Santo Tomás de Aquino en diversos lugares nos enseña que por la fe y la caridad se participa íntimamente en el conocimiento y en el amor que Dios tiene de sí mismo; ‘en virtud de la fe y de la caridad, el bautizado se hace partícipe del Hijo y del Amor que procede del Padre y del Hijo’; ‘el Verbo de sabiduría con el que conocemos a Dios, es verdaderamente el Hijo; así mismo, el amor con el que amamos a Dios es propiamente el Espíritu Santo’.

El Padre, el Hijo y el Espíritu Santo, producen la paz y nos ofrecen su ‘Hogar’, que es su naturaleza divina.

Esta es la paz que Jesús nos ofrece (Jn 14, 27); no como la da el mundo, con tolerancia de dogmatismos en un franco relativismo, ni siquiera como ausencia de tensiones y de conflictos.

Es Jesús, el comunicador juntamente con el Padre del Espíritu Santo, -quien es el Don por excelencia de la Paz. Solo él nos permite crear un clima amistoso, de aceptación y de diálogo.

No se puede vivir permanentemente a la defensiva, sometidos a los miedos, en el cuidado de los propios intereses o cargando resentimientos como cizaña que se repasa una vez y otra vez en el molino del recuerdo.

El Espíritu Santo es la memoria viva y operativa en nosotros de Jesús nuestro Señor.

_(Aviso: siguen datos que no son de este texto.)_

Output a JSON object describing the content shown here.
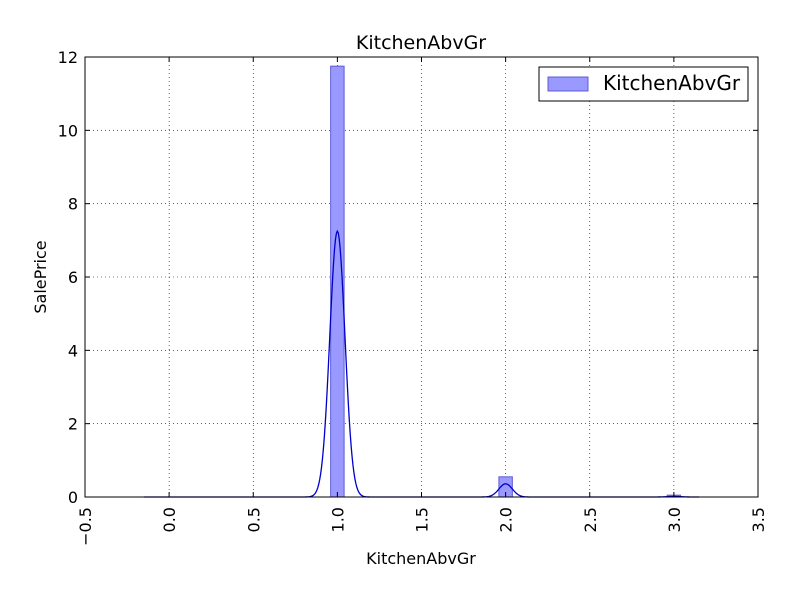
{
  "chart_data": {
    "type": "bar",
    "title": "KitchenAbvGr",
    "xlabel": "KitchenAbvGr",
    "ylabel": "SalePrice",
    "xlim": [
      -0.5,
      3.5
    ],
    "ylim": [
      0,
      12
    ],
    "x_ticks": [
      "−0.5",
      "0.0",
      "0.5",
      "1.0",
      "1.5",
      "2.0",
      "2.5",
      "3.0",
      "3.5"
    ],
    "y_ticks": [
      "0",
      "2",
      "4",
      "6",
      "8",
      "10",
      "12"
    ],
    "grid": true,
    "legend": {
      "position": "top-right",
      "entries": [
        "KitchenAbvGr"
      ]
    },
    "histogram": {
      "name": "KitchenAbvGr",
      "color": "#9999ff",
      "edge_color": "#5c5cd6",
      "bin_width": 0.08,
      "bins": [
        {
          "x": 1.0,
          "height": 11.75
        },
        {
          "x": 2.0,
          "height": 0.55
        },
        {
          "x": 3.0,
          "height": 0.05
        }
      ]
    },
    "kde": {
      "color": "#0000cc",
      "x_range": [
        -0.15,
        3.15
      ],
      "peaks": [
        {
          "center": 1.0,
          "height": 7.25,
          "sigma": 0.045
        },
        {
          "center": 2.0,
          "height": 0.36,
          "sigma": 0.04
        },
        {
          "center": 3.0,
          "height": 0.015,
          "sigma": 0.04
        }
      ]
    }
  }
}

Él nos librará de las turbaciones y de las cobardías.

En el siglo XV se mandó pintar en honor a san Sergio de Radonezh, esta obra maravillosa cumbre de los iconos rusos que conocemos como ‘la Trinidad de Rublëv’, -Andrei, para implorar la paz sobre las Rusias. Hoy se encuentra en el museo del Tretyakov en Moscú. Rica en simbolismo trinitario y eucarístico; rezuma armonía, paz y amor mutuo. Abrahán ofrece la hospitalidad de su hogar-peregrino, en la ‘encina de Mambré’(Gén 18, 1 ss).

Quien tiene en su corazón el Hogar de la Trinidad, es promotor de la cultura de la paz, ante las culturas de la violencia, lejos de los enfrentamientos estériles y polarizantes.

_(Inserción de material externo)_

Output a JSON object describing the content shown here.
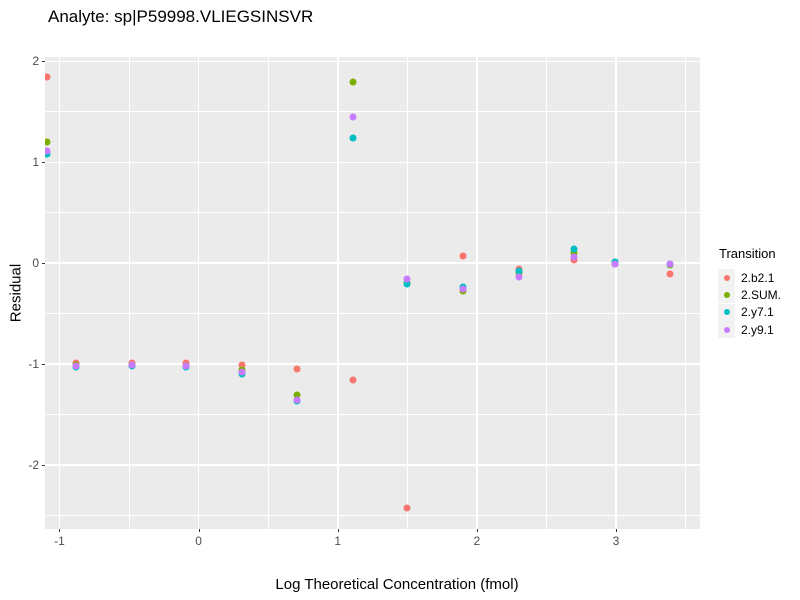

La cultura de la paz, ha de buscar la verdad, como fundamento de la justicia; la paz no se puede manipular en servicio de intereses de política facciosa.

Si hemos sido perdonados para vivir en el ‘Hogar divino’, hemos de perdonar para librarnos de los resentimientos y de las violencias del pasado; así aparece la fuerza para construir ‘el Hogar de la Paz’, para todos, donde todos son valorados y amados en su condición de personas.

El Hogar de la Paz que procede del Padre, al cual nos invita el Hijo y lo realiza el Espíritu Santo, puede convertirse en el sentido radical de nuestra existencia.

María Santísima fue la primera en guardar la palabra de su Hijo; ella es el Hogar y la morada permanente de Dios y nuestro Hogar y nuestra morada, también.